At Pacific Theatre until Oct. 27
Tickets: 604-731-5518, pacifictheatre.org
When She Who Created Us All was doling out talent, She seems to have showered some people with many more gifts than others. The seven performers in James Valcq and Fred Alley’s Spitfire Grill, for example, play 10 instruments including clarinet, piano, violin, guitar and accordion. They all sing well—some, like prodigiously talented Julie McIsaac—sing superbly and they’re all skilled actors. Had the play required them to fly, I’ll bet they could have done that, too.
As well as the performers making music, there are three more musicians—including a cellist and a mandolin player elevated in a small, scrimmed “balcony.” Spitfire Grill feels like a big show in an intimate setting. No head mikes here and what a difference it makes.
There are a couple of mysteries at the heart of Spitfire Grill: Percy (McIsaac) has just been sprung from prison and arrived in a small town called Gilead. Why she was in prison we don’t discover until late in the play. Percy is hired on by the widow Hannah Ferguson (Barbara Pollard) at the Spitfire Grill, the only eatery in the down-at-the-heels town. Second mystery: Hannah’s son Eli disappeared while fighting in Vietnam. Is he alive or dead?
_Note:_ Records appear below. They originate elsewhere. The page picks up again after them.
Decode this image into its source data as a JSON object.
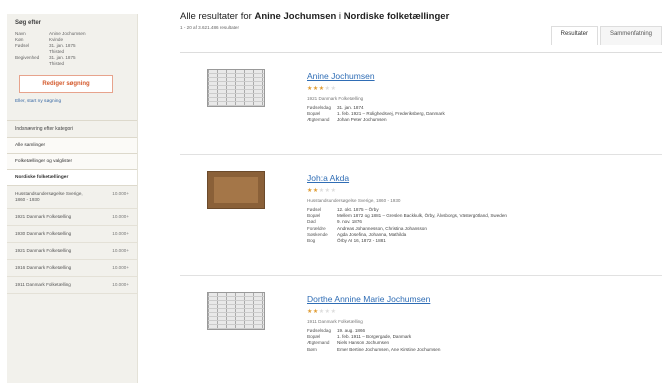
{
  "sidebar": {
    "heading": "Søg efter",
    "criteria": [
      {
        "label": "Navn",
        "value": "Anine Jochumsen"
      },
      {
        "label": "Køn",
        "value": "Kvinde"
      },
      {
        "label": "Fødsel",
        "value": "31. jan. 1875"
      },
      {
        "label": "",
        "value": "Thisted"
      },
      {
        "label": "Begivenhed",
        "value": "31. jan. 1875"
      },
      {
        "label": "",
        "value": "Thisted"
      }
    ],
    "edit_button": "Rediger søgning",
    "new_search": "Eller, start ny søgning",
    "filter_heading": "Indsnævring efter kategori",
    "tabs": [
      "Alle samlinger",
      "Folketællinger og valglister",
      "Nordiske folketællinger"
    ],
    "categories": [
      {
        "name": "Husstandsundersøgelse Sverige, 1860 - 1930",
        "count": "10.000+"
      },
      {
        "name": "1921 Danmark Folketælling",
        "count": "10.000+"
      },
      {
        "name": "1930 Danmark Folketælling",
        "count": "10.000+"
      },
      {
        "name": "1921 Danmark Folketælling",
        "count": "10.000+"
      },
      {
        "name": "1916 Danmark Folketælling",
        "count": "10.000+"
      },
      {
        "name": "1911 Danmark Folketælling",
        "count": "10.000+"
      }
    ]
  },
  "header": {
    "title_prefix": "Alle resultater for",
    "title_name": "Anine Jochumsen",
    "title_in": "i",
    "title_collection": "Nordiske folketællinger",
    "count": "1 - 20 af 3.621.486 resultater",
    "tabs": [
      "Resultater",
      "Sammenfatning"
    ]
  },
  "results": [
    {
      "name": "Anine Jochumsen",
      "stars": 3,
      "source": "1921 Danmark Folketælling",
      "thumb": "grid",
      "facts": [
        {
          "label": "Fødselsdag",
          "value": "31. jan. 1874"
        },
        {
          "label": "Bopæl",
          "value": "1. feb. 1921 – Rolighedsvej, Frederiksberg, Danmark"
        },
        {
          "label": "Ægtemand",
          "value": "Johan Peter Jochumsen"
        }
      ]
    },
    {
      "name": "Joh:a Akda",
      "stars": 2,
      "source": "Husstandsundersøgelse Sverige, 1860 - 1930",
      "thumb": "old",
      "facts": [
        {
          "label": "Fødsel",
          "value": "12. okt. 1875 – Örby"
        },
        {
          "label": "Bopæl",
          "value": "Mellem 1872 og 1881 – Greslen Backkulk, Örby, Älvsborgs, Västergötland, Sweden"
        },
        {
          "label": "Død",
          "value": "9. nov. 1876"
        },
        {
          "label": "Forældre",
          "value": "Andreas Johannesson, Christina Johansson"
        },
        {
          "label": "Søskende",
          "value": "Agda Josefina, Johanna, Mathilda"
        },
        {
          "label": "Bog",
          "value": "Örby AI 16, 1872 - 1881"
        }
      ]
    },
    {
      "name": "Dorthe Annine Marie Jochumsen",
      "stars": 2,
      "source": "1911 Danmark Folketælling",
      "thumb": "grid",
      "facts": [
        {
          "label": "Fødselsdag",
          "value": "19. aug. 1866"
        },
        {
          "label": "Bopæl",
          "value": "1. feb. 1911 – Borgergade, Danmark"
        },
        {
          "label": "Ægtemand",
          "value": "Niels Hanson Jochumsen"
        },
        {
          "label": "Børn",
          "value": "Emer Bertine Jochumsen, Ane Kirstine Jochumsen"
        }
      ]
    }
  ],
  "colors": {
    "link": "#2f6db5",
    "star": "#e09d35",
    "edit_button": "#d45b2e",
    "sidebar_bg": "#f2f1ec"
  }
}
There’s romance, humour, spousal abuse, despair and joyful resolution as the characters including Sheriff Joe Sutter (Steven Greenfield), Caleb and Shelby Thorpe (Damon Calderwood and Caitriona Murphy) plus Gilead’s gossip Effy (Sarah May Redmond) and the elusive visitor (Gordon Roberts) work things out.
Very ably directed by Kerry van der Griend, Spitfire Grill ends on an uplifting note that’s almost too much for this old grouch. However, there’s so much talent in this Midnight Theatre Collective production, Pacific Theatre could spontaneously combust. See Spitfire Grill before it does.